Walsh discussed the fund’s “carry advantage,” which means the higher rates are locked in for a relatively long time. The weighted average effective duration for the fund as of June 30 was 7.4 years, compared to 6.0 years for the index.

Looking ahead, she expects more buying opportunities as we head into the November elections, because of investors’ uncertainty.

Dire prediction

Lengthening the fund’s duration points to the Guggenheim team’s macroeconomic expectations. Walsh said the firm’s “base case” was that an economic recovery from the effects of the pandemic would take two to three years, with a “permanent change” for retail and other industries affected by the accelerating transition to online commerce.

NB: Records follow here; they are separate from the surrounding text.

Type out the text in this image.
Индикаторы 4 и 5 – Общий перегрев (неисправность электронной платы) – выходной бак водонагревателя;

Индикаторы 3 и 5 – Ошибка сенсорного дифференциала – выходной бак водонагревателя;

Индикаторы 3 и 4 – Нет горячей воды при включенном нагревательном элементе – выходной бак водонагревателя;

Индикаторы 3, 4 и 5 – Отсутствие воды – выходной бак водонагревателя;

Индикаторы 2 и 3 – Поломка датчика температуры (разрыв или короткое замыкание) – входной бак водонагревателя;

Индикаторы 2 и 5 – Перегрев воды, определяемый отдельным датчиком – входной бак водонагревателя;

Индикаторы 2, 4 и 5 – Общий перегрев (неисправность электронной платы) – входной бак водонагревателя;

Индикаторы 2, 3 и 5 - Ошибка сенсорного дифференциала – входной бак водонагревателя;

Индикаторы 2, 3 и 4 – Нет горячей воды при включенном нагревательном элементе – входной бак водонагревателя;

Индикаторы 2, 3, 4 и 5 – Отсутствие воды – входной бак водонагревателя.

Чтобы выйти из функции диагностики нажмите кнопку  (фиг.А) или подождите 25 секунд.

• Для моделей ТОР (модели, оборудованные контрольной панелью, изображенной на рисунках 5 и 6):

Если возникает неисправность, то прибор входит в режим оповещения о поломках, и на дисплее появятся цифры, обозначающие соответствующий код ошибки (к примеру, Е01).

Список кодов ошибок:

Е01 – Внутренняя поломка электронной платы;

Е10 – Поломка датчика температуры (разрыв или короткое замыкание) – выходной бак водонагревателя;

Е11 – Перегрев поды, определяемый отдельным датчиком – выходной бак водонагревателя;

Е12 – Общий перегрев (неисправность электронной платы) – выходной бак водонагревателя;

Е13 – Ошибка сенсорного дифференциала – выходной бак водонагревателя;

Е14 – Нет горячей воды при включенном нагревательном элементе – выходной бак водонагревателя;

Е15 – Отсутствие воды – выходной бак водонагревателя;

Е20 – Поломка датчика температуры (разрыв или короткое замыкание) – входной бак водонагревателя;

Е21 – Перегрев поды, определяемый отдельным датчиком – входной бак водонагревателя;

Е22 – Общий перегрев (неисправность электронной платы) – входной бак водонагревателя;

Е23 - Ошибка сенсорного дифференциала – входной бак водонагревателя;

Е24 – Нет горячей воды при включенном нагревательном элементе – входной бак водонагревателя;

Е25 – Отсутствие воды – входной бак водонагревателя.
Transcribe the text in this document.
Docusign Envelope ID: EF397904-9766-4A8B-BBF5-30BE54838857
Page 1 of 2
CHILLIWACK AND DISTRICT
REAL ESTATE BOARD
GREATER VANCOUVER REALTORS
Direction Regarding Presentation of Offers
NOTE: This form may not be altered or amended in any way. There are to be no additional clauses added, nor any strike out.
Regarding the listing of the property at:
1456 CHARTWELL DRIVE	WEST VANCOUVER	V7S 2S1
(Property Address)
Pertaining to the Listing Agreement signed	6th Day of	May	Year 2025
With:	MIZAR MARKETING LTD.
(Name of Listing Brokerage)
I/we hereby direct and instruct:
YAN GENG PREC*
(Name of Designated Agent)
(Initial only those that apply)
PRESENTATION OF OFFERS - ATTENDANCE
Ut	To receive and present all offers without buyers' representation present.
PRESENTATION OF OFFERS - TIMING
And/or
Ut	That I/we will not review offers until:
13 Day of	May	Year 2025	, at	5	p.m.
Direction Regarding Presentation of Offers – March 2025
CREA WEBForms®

And that long recovery means even lower interest rates. Walsh expects the yield on 10-year U.S. Treasury notes to fall further to around 40 basis points “in fairly short order.” The Guggenheim team’s longer-term prediction is for the 10-year yield to go negative by 2022.

Fund’s advantage

Walsh said Guggenheim is “unique in the industry” in its team approach to constructing and managing income portfolios, in contrast to “a lot of other asset managers that have a star system,” in which one portfolio manager who pretty much makes all the important decisions on strategy and portfolio makeup.

In a $40 trillion U.S. fixed-income market, Walsh believes “being expert in everything is beyond human ability.”

So Guggenheim has teams focusing on various sectors, asset classes, the economy, portfolio allocation and construction. This enables an “iterative process to build portfolios,” and for the team to “make much more thoughtful decisions on risk budgeting, allocation and portfolio assemblage,” Walsh said.